Crucelós no es más que un montículo de piedras situado en una encrucijada de caminos, en el límite de los términos de Adahuesca, Abiego y Alberuela de Laliena, o tal vez sí... En los tiempos en que las epidemias asolaban estas tierras, los apestados eran expulsados fuera de los pueblos y las huegas (límites de términos) se convertían en su último hogar. Allí también surgían cementerios improvisados donde se les daba sepultura. Pero con frecuencia, los muertos se convertían en espíritus atormentados, que vagaban errantes reclamando el ánima de quienes transitaban estos caminos. Por ello, al pasar por aquí debían lanzar una piedra al montículo, en sustitución de su alma.
Esta ofrenda, además de satisfacer a los muertos, tenía el poder de atar el espíritu de los difuntos a la tierra. Semillas y muertos compartían el mismo espacio, la tierra, por lo que este rito reforzaba la fertilidad de los campos y garantizaba copiosas cosechas. Esta tradición entronca con creencias ancestrales y ritos paganos que más tarde se cristianizarían, simplemente añadiendo una cruz al montículo.
La historia nos dice que tras años de pleitos, en 1476, el monte de Sevil pasó a manos de Adahuesca, lo que provocó no pocos enfrentamientos entre ambos lugares.

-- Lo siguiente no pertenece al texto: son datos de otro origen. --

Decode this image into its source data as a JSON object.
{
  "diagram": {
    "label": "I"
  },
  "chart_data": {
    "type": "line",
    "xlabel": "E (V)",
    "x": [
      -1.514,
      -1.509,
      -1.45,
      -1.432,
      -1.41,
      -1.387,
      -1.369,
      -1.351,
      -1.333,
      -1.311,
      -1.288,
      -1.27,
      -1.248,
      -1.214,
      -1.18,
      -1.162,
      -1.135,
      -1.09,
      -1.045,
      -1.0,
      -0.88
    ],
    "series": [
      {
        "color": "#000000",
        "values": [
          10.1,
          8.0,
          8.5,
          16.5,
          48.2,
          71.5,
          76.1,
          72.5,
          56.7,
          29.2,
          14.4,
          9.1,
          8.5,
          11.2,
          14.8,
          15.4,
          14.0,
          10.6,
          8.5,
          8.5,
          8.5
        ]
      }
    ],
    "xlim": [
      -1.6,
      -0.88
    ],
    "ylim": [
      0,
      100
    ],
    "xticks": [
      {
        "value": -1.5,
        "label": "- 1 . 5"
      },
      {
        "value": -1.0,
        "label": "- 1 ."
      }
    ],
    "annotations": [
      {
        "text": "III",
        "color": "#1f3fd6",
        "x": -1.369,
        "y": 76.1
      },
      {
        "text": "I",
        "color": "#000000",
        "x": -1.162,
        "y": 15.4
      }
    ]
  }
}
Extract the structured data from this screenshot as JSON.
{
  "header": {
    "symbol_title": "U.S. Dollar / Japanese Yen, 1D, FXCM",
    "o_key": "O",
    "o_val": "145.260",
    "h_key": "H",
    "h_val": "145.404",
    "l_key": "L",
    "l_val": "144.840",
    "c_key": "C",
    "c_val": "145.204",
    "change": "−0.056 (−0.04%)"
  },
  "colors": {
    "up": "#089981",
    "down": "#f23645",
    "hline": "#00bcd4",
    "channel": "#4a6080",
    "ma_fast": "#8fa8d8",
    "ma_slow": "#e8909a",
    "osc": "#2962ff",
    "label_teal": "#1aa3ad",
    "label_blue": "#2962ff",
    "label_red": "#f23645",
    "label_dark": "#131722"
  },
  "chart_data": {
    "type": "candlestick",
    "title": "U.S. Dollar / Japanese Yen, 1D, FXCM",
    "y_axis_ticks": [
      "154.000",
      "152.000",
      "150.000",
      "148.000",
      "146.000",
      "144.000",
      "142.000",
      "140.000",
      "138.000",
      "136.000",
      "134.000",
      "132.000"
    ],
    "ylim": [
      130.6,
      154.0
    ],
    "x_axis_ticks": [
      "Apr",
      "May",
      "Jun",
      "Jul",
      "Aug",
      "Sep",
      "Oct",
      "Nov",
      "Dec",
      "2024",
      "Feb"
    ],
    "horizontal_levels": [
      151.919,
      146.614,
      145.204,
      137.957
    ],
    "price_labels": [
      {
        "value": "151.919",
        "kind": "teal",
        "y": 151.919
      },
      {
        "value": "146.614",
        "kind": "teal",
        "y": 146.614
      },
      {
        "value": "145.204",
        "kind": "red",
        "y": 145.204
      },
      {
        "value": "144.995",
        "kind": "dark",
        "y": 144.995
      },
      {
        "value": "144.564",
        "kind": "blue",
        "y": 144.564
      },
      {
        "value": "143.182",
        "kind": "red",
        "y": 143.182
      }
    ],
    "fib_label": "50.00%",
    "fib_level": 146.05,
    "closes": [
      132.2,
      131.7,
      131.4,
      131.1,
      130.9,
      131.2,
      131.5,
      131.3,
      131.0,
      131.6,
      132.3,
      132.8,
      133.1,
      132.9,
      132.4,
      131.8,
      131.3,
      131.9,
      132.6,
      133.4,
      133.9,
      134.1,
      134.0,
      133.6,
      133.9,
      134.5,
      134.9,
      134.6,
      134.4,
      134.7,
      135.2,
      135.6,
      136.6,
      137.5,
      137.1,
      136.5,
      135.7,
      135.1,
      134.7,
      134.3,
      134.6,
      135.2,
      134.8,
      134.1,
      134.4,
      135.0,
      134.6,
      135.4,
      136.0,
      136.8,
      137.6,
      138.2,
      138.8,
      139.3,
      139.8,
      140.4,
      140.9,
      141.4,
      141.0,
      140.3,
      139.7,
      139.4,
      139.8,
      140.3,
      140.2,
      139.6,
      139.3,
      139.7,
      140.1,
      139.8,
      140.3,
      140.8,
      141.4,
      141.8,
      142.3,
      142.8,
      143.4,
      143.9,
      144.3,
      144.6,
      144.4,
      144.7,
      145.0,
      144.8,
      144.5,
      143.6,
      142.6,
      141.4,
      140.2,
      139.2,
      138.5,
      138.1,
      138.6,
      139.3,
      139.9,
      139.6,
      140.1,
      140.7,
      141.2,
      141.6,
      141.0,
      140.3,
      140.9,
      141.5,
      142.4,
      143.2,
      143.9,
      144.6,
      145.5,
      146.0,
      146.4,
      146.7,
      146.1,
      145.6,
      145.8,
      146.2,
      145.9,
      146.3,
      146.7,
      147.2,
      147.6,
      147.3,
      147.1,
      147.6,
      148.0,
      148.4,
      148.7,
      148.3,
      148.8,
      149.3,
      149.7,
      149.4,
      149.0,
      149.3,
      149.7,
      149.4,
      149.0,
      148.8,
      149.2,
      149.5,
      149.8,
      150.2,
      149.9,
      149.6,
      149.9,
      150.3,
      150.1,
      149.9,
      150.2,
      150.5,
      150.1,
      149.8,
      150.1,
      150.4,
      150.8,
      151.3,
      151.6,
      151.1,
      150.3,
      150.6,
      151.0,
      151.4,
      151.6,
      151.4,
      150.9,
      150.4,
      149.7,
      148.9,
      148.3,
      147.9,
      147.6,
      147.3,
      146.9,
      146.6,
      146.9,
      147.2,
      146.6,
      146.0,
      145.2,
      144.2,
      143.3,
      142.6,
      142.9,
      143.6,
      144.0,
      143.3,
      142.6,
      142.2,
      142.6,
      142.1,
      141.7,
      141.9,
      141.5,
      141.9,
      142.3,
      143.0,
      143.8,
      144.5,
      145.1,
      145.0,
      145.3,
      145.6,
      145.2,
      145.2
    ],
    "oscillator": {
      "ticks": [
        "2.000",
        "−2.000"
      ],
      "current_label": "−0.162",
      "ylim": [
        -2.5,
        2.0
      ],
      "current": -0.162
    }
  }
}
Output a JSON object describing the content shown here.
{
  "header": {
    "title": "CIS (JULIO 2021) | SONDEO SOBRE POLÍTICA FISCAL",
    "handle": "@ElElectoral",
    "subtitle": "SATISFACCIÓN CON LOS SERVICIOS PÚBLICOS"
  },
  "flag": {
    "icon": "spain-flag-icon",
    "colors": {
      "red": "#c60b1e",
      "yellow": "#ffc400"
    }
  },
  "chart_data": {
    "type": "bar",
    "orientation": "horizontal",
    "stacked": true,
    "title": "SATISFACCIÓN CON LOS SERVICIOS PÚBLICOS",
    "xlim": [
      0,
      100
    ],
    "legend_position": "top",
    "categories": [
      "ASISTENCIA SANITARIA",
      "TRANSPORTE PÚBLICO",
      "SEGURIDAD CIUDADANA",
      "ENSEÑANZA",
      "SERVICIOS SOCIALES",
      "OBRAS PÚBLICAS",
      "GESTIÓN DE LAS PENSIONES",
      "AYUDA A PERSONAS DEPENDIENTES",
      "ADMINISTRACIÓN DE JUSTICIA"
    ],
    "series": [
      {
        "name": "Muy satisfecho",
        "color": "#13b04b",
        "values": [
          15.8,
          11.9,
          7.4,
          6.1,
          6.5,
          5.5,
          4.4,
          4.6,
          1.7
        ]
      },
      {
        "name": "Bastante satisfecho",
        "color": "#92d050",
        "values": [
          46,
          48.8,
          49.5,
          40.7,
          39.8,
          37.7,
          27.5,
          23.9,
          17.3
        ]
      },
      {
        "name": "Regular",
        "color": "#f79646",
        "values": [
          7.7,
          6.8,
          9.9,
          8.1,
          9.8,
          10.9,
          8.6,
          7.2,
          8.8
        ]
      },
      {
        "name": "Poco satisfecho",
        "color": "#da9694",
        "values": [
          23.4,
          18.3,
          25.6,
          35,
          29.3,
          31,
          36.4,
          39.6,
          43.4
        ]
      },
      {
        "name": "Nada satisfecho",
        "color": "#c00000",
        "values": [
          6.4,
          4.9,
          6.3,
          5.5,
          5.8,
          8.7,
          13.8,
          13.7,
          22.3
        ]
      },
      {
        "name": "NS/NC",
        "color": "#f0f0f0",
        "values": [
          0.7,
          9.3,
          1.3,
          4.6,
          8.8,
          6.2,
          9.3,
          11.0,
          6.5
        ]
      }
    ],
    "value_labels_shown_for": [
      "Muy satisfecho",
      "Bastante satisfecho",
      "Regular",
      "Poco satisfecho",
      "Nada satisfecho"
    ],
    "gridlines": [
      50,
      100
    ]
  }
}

Pero la leyenda cuenta otra historia: Hace muchos años, la peste asoló la pequeña localidad de Sevil, y las dos abuelas que sobrevivieron quedaron como únicas herederas de toda la sierra y sus montes. Recorrieron los pueblos cercanos en busca de un nuevo hogar pero todas las puertas se les cerraban temiendo que portaran el terrible mal. Finalmente fueron acogidas en Adahuesca, donde acabaron sus días y para agradecer su hospitalidad, legaron a la villa su más preciado bien: la sierra de Sevil. Así explica la leyenda por qué la sierra pertenece al término de Adahuesca, pese a estar mucho más cerca de Alquézar.
Cada 20 de mayo, tras la caída del sol, el pueblo acude a este lugar en romería. Un gran pendón rojo encabeza la marcha.
Reunidos ante el montículo, rezan una oración fúnebre por el alma de las abuelas y lanzan una piedra bajo la cruz. Finalizado el ritual, el párroco bendice los paneticos que se comerán acompañados de vino. El día festivo concluye con la ‘cortesía de la bandera’ (bandeo del pendón). Tras la fiesta, vuelven a casa tranquilos: la cosecha está asegurada.
El 26 de julio, día de Santa Ana, los niños de Adahuesca se reúnen con sus familias en la plaza de la iglesia. Se va a celebrar la corrida de las peras. Agrupados por parejas de la misma edad, en un extremo de la plaza, esperan impacientes la señal para echar a correr hasta otro lado, donde están los cestos llenos de peras bendecidas. Harán carreras mientras queden frutas.
La tradición se perpetúa, una vez más, con la fiesta del correperas y la participación de las nuevas generaciones. Vida y muerte se dan la mano en la tradición de las abuelas, infancia y madurez se funden en la corrida de las peras... Leyenda y fiesta conviven en Adahuesca.